Fazla çalışma yaptığını iddia eden işçi bu iddiasını ispatla yükümlüdür. Ücret bordrolarına ilişkin kurallar burada da geçerlidir. İşçinin imzasını taşıyan bordro sahteliği ispat edilinceye kadar kesin delil niteliğindedir. Bir başka anlatımla bordronun sahteliği ileri sürülüp kanıtlanmadıkça, imzalı bordroda görünen fazla çalışma alacağının ödendiği varsayılır.
Fazla çalışmanın ispatı konusunda işyeri kayıtları, özellikle işyerine giriş çıkışı gösteren belgeler, işyeri iç yazışmaları delil niteliğindedir. Ancak, fazla çalışmanın yazılı belgelerle kanıtlanamaması durumunda tarafların, tanık beyanları ile sonuca gidilmesi gerekir.
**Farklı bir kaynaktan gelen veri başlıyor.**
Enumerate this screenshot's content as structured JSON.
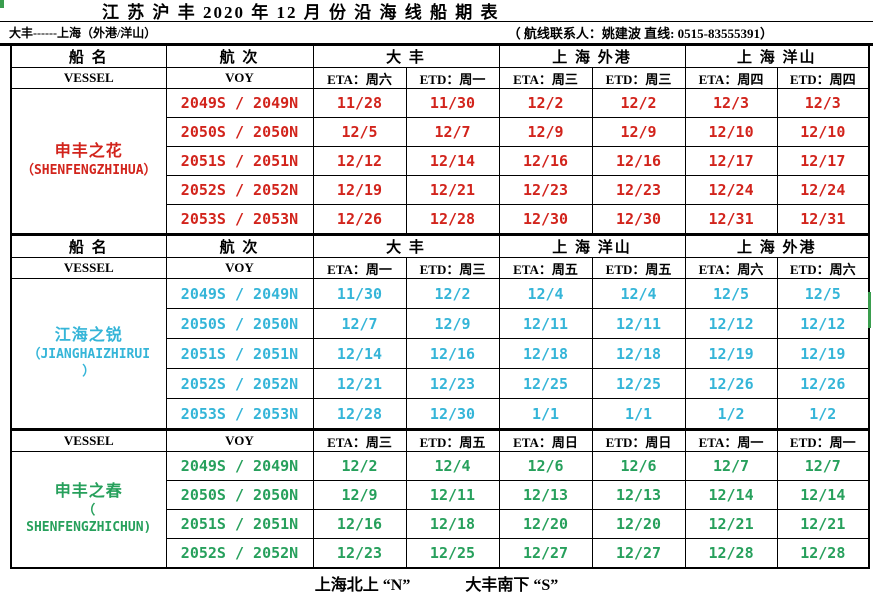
{
  "page": {
    "title": "江 苏 沪 丰 2020 年 12 月 份 沿 海 线 船 期 表",
    "route": "大丰------上海（外港/洋山）",
    "contact": "（ 航线联系人：姚建波 直线: 0515-83555391）",
    "footer_north": "上海北上 “N”",
    "footer_south": "大丰南下 “S”"
  },
  "labels": {
    "vessel_cn": "船  名",
    "voy_cn": "航  次",
    "vessel_en": "VESSEL",
    "voy_en": "VOY"
  },
  "colors": {
    "section1": "#d2241c",
    "section2": "#35b5d8",
    "section3": "#27a05c",
    "border": "#000000",
    "artifact_green": "#3a9d4e"
  },
  "sections": [
    {
      "vessel_lines": [
        "申丰之花",
        "（SHENFENGZHIHUA）"
      ],
      "color_key": "section1",
      "ports": [
        "大  丰",
        "上 海 外港",
        "上 海 洋山"
      ],
      "schedule_header": [
        "ETA：周六",
        "ETD：周一",
        "ETA：周三",
        "ETD：周三",
        "ETA：周四",
        "ETD：周四"
      ],
      "rows": [
        {
          "voy": "2049S / 2049N",
          "dates": [
            "11/28",
            "11/30",
            "12/2",
            "12/2",
            "12/3",
            "12/3"
          ]
        },
        {
          "voy": "2050S / 2050N",
          "dates": [
            "12/5",
            "12/7",
            "12/9",
            "12/9",
            "12/10",
            "12/10"
          ]
        },
        {
          "voy": "2051S / 2051N",
          "dates": [
            "12/12",
            "12/14",
            "12/16",
            "12/16",
            "12/17",
            "12/17"
          ]
        },
        {
          "voy": "2052S / 2052N",
          "dates": [
            "12/19",
            "12/21",
            "12/23",
            "12/23",
            "12/24",
            "12/24"
          ]
        },
        {
          "voy": "2053S / 2053N",
          "dates": [
            "12/26",
            "12/28",
            "12/30",
            "12/30",
            "12/31",
            "12/31"
          ]
        }
      ]
    },
    {
      "vessel_lines": [
        "江海之锐",
        "（JIANGHAIZHIRUI",
        "）"
      ],
      "color_key": "section2",
      "ports": [
        "大 丰",
        "上 海 洋山",
        "上 海 外港"
      ],
      "schedule_header": [
        "ETA：周一",
        "ETD：周三",
        "ETA：周五",
        "ETD：周五",
        "ETA：周六",
        "ETD：周六"
      ],
      "rows": [
        {
          "voy": "2049S / 2049N",
          "dates": [
            "11/30",
            "12/2",
            "12/4",
            "12/4",
            "12/5",
            "12/5"
          ]
        },
        {
          "voy": "2050S / 2050N",
          "dates": [
            "12/7",
            "12/9",
            "12/11",
            "12/11",
            "12/12",
            "12/12"
          ]
        },
        {
          "voy": "2051S / 2051N",
          "dates": [
            "12/14",
            "12/16",
            "12/18",
            "12/18",
            "12/19",
            "12/19"
          ]
        },
        {
          "voy": "2052S / 2052N",
          "dates": [
            "12/21",
            "12/23",
            "12/25",
            "12/25",
            "12/26",
            "12/26"
          ]
        },
        {
          "voy": "2053S / 2053N",
          "dates": [
            "12/28",
            "12/30",
            "1/1",
            "1/1",
            "1/2",
            "1/2"
          ]
        }
      ]
    },
    {
      "vessel_lines": [
        "申丰之春",
        "（",
        "SHENFENGZHICHUN)"
      ],
      "color_key": "section3",
      "ports": null,
      "schedule_header": [
        "ETA：周三",
        "ETD：周五",
        "ETA：周日",
        "ETD：周日",
        "ETA：周一",
        "ETD：周一"
      ],
      "rows": [
        {
          "voy": "2049S / 2049N",
          "dates": [
            "12/2",
            "12/4",
            "12/6",
            "12/6",
            "12/7",
            "12/7"
          ]
        },
        {
          "voy": "2050S / 2050N",
          "dates": [
            "12/9",
            "12/11",
            "12/13",
            "12/13",
            "12/14",
            "12/14"
          ]
        },
        {
          "voy": "2051S / 2051N",
          "dates": [
            "12/16",
            "12/18",
            "12/20",
            "12/20",
            "12/21",
            "12/21"
          ]
        },
        {
          "voy": "2052S / 2052N",
          "dates": [
            "12/23",
            "12/25",
            "12/27",
            "12/27",
            "12/28",
            "12/28"
          ]
        }
      ]
    }
  ]
}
Bunun dışında herkesçe bilinen genel bazı vakıalar da bu noktada göz önüne alınabilir. İşçinin fiilen yaptığı işin niteliği ve yoğunluğuna göre de fazla çalışma olup olmadığı araştırılmalıdır.
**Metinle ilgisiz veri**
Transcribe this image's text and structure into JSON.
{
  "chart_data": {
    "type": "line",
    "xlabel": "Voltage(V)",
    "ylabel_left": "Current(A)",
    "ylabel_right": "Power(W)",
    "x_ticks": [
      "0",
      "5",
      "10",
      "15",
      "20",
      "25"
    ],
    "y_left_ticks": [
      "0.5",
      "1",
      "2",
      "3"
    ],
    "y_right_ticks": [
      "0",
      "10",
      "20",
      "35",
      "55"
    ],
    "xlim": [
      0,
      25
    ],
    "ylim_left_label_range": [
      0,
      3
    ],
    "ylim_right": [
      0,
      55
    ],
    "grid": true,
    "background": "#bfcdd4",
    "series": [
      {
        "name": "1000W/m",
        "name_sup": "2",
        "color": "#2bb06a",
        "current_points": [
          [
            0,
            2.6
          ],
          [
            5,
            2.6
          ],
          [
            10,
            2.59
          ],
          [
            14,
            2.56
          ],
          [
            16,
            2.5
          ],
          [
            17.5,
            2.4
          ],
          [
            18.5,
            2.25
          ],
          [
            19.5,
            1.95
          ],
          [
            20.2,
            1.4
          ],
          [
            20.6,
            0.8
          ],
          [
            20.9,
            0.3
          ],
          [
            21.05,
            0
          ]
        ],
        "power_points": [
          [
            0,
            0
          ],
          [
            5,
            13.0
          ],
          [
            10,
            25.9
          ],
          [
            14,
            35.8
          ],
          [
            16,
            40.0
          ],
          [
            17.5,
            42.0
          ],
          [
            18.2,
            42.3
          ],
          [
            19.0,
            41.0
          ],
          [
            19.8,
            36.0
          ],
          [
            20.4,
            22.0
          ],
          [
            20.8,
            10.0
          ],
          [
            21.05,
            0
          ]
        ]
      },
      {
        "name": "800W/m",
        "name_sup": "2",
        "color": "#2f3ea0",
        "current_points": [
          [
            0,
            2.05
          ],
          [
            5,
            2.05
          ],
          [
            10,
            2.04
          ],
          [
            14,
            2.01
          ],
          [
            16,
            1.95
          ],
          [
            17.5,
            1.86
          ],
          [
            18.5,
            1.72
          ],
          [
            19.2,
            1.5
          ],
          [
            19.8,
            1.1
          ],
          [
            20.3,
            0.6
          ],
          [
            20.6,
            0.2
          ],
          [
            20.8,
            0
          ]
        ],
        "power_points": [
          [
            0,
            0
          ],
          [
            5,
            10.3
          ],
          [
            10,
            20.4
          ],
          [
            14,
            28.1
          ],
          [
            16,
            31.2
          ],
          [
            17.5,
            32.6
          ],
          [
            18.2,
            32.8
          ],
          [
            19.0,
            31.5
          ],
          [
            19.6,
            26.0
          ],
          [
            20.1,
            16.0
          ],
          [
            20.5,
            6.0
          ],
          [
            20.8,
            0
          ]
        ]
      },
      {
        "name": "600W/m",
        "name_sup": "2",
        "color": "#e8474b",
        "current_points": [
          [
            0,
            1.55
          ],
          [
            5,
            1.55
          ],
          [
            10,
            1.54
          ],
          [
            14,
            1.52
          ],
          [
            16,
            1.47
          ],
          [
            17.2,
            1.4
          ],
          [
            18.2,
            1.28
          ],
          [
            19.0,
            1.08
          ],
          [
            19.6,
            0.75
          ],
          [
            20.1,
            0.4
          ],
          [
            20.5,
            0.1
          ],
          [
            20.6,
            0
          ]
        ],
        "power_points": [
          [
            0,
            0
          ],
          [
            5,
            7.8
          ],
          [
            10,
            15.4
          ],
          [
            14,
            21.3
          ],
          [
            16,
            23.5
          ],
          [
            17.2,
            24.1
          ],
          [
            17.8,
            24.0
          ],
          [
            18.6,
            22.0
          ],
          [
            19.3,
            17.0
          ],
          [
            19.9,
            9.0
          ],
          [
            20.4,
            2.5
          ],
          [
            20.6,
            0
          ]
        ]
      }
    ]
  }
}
İmzalı ücret bordrolarında fazla çalışma ücreti ödendiği anlaşılıyorsa, işçi tarafından gerçekte daha fazla çalışma yaptığının ileri sürülmesi mümkün değildir. Ancak, işçinin fazla çalışma alacağının daha fazla olduğu yönündeki ihtirazi kaydının bulunması halinde, bordroda görünenden daha fazla çalışmanın ispatı her türlü delille yapılabilir. Bordroların imzalı ve ihtirazi kayıtsız olması durumunda, işçinin bordroda belirtilenden daha fazla çalışmayı yazılı belge ile kanıtlaması gerekir. İşçiye bordro imzalatılmadığı halde, fazla çalışma ücreti tahakkuklarını da içeren her ay değişik miktarlarda ücret ödemelerinin banka kanalıyla yapılması durumunda, ihtirazi kayıt ileri sürülmemiş olması, ödenenin üzerinde fazla çalışma yapıldığının yazılı delille ispatlanması gerektiği sonucunu doğurmaktadır.
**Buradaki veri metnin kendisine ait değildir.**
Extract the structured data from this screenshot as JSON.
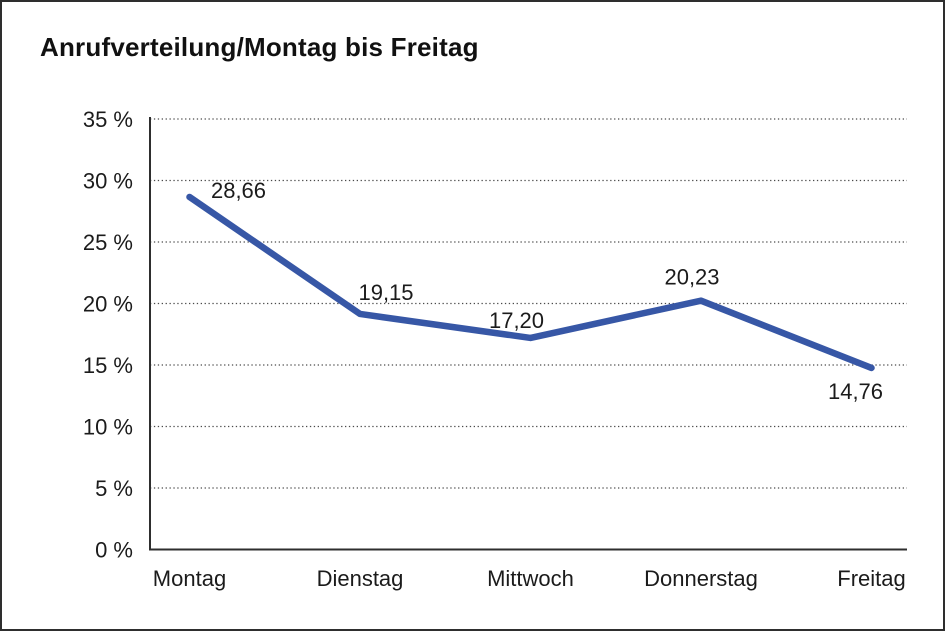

Somut olayda bilirkişi tarafından davacı tanık beyanları esas alınmak suretiyle fazla mesai ücreti hesaplanmışve mahkemece bu rapora itibar edilerek davacının fazla mesai ücreti talebinin kısmen kabulüne karar verilmiştir. Oysa fazla mesai hesabında beyanları hesaba esas alınan davacı tanıklarının davalıya karşı açmış olduğu davaların bulunduğu, yani davacı tanıklarının davalı ile husumetli olduğu UYAP ortamında yapılan araştırma ile sabittir. Bu nedenle husumetli davacı tanıklarının beyanları ile yapılan hesaplama hükme esas alınamaz. Yapılacak iş dosyada bulunan davacının çalışma saatine ilişkin tüm bilgiler ile Karayolları Trafik Yönetmeliği 98. maddesinde düzenlenen şoförlerin çalışma saatlerine ilişkin sınırlamalar ile birlikte değerlendirilmek suretiyle çıkacak sonuca göre davacının fazla mesai yapıp yapmadığı hususunda karar vermektir. Mahkemece bu hususa dikkat edilmeden husumetli tanık beyanları hesaplamaya esas alınmak suretiyle fazla mesai ücreti talebinin kısmen kabulüne karar verilmiş olması hatalı olup bozma nedenidir.
SONUÇ: Yukarıda açıklanan nedenlerle Dairemizin 29.05.2014 tarih, 2014/2574 Esas 2014/11733 Karar ve 25.11.2014 tarih, 2014/19398 Esas 2014/21477 Karar sayılı kararlarının ORTADAN KALDIRILMASINA, davacının temyiz dilekçesinin süre aşımı nedeni ile REDDİNE, davalıların temyiz itirazlarının kabulüyle mahkemenin 25.12.2013 tarihli kararının yukarıda yazılı nedenlerle BOZULMASINA, temyiz harcının istekleri halinde davacı ve davalılara iadesine, 28.05.2015 gününde oybirliğiyle karar verildi.